After the physical training challenge, the olympiad concluded with a discussion led by Owens about handling the adversities of life. The focus was on the question, "What do we do when life seems unfair?"
"I think everyone has this expectation that we will always be treated justly and fairly, but the reality of life is that it's not always fair," Owens said. "There are times in our lives where we'll maybe take the blame for something we didn't do, for example, and there are parts of our lives that just seem beyond our control."
But Owens' training focused on how to respond to adversity.
Soldiers shared and discussed some coping strategies and spiritual fitness practices they used to help overcome challenges and pitfalls of life.
Owens tied in the story of Joseph, a character from the Bible, for the big take-away: "Adversity and challenges in life will make you bitter or better. That one letter difference is up to you."
The biblical story is about a young man with the gift of interpreting dreams. Jealous of the favoritism their father lavished on Joseph, his brothers sold him into slavery. Even after the betrayal and being unjustly thrown into an unfair circumstance, Joseph decided to make the most of his situation by working diligently for his new master.
Joseph became his master's personal servant and was soon second in command at his home. His story in the Bible continues to show situations in his life in which he was put in unfair situations, but overcame them simply because of his resilient attitude and belief that he was part of a bigger plan.
Circumstance after circumstance where Joseph experienced hardship, through no fault of his own, he made the decision to work the best he could. His ability to get better instead of bitter about life situations helped him save Egypt during a time of famine and to become successful in all he did.
"When we're spiritually fit, we discover our purpose," Owens said. "It shapes our world view. Joseph used his spiritual fitness to interpret the world. He said 'God's got a plan. There's something bigger than this situation at work here.'"
Owens said that many of the Soldiers participating in the spiritual olympiad experienced frustration when they realized the activities were rigged, but chuckled after he revealed what the challenge could teach them about the resilient and spiritually fit mind.
"When we begin to look at our life as purposeful, it helps us smooth over the rough patches," Owens said.
At this moment in time, when 75th FA Soldiers are countering every U.S. adversary across the globe, it is imperative that we focus on readiness which includes spiritual fitness, Owens said.
Dr. Donald Meichenbaum, Ph.D., a professor from the University of Waterloo, Canada, cites ever-growing research that indicates a strong connection between spiritual fitness and resiliency in his book "Trauma, Spirituality, and Recovery: Toward a Spiritually-Integrated Psychotherapy."
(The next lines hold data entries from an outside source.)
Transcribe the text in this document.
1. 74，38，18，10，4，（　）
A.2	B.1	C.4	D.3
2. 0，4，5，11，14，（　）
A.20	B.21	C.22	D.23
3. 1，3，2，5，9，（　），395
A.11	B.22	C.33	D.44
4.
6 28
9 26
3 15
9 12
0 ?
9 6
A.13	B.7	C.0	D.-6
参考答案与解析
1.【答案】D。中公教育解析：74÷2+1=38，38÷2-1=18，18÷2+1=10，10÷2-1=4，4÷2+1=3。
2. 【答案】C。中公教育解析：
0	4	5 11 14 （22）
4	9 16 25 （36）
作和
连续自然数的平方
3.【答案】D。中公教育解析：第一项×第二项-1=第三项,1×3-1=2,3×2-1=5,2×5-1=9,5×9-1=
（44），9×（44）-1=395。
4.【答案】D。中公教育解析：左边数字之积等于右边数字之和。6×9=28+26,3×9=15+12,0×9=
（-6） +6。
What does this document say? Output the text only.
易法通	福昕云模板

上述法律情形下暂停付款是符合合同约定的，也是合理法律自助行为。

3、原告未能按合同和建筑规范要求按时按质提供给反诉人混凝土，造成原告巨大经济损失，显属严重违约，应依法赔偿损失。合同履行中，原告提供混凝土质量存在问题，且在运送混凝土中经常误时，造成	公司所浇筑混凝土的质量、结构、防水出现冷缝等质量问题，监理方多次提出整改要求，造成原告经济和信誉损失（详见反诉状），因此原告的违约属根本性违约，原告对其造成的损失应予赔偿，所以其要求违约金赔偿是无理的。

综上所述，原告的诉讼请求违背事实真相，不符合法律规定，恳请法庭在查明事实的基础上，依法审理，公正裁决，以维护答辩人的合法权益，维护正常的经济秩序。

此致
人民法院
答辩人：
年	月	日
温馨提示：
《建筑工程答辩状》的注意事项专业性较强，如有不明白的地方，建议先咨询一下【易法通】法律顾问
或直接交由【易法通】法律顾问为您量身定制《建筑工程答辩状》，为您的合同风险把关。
The Army can surge its manpower, but it is impossible to surge resiliency and spiritual fitness. This is accomplished incrementally over time with events such as the Spiritual Fitness Olympiad and commanders encouraging, supporting, and resourcing these types of programs, Owens said.
Though the event was hosted by the 2-4th FA, the winners of the events hailed from 15th Transportation Company, 100th Brigade Support Battalion. However, as Lt. Col. Julian Urquidez, 2-4th FA commander, said prior to the event, "It's not about who's best in the brigade; it's about who is best for the brigade." This event brought teams and units closer together while equipping them with tools for resiliency.
When all was said and done, Soldiers walked away with a powerful experience, reinforcing the importance of spiritual fitness and how the unseen influences one's view of the everyday physical world.
Espinoza said the event was a good reminder for him to get back to the practice of his faith.
"In life there's always going to be speed bumps and obstacles," he said. "As Soldiers, no matter what comes our way, we have to be ready to complete the mission."
With leadership investing in training events, such as this one, we become a more ready and resilient force, improving our ability to deploy, engage, and destroy the enemies of the United States of America, said Owens.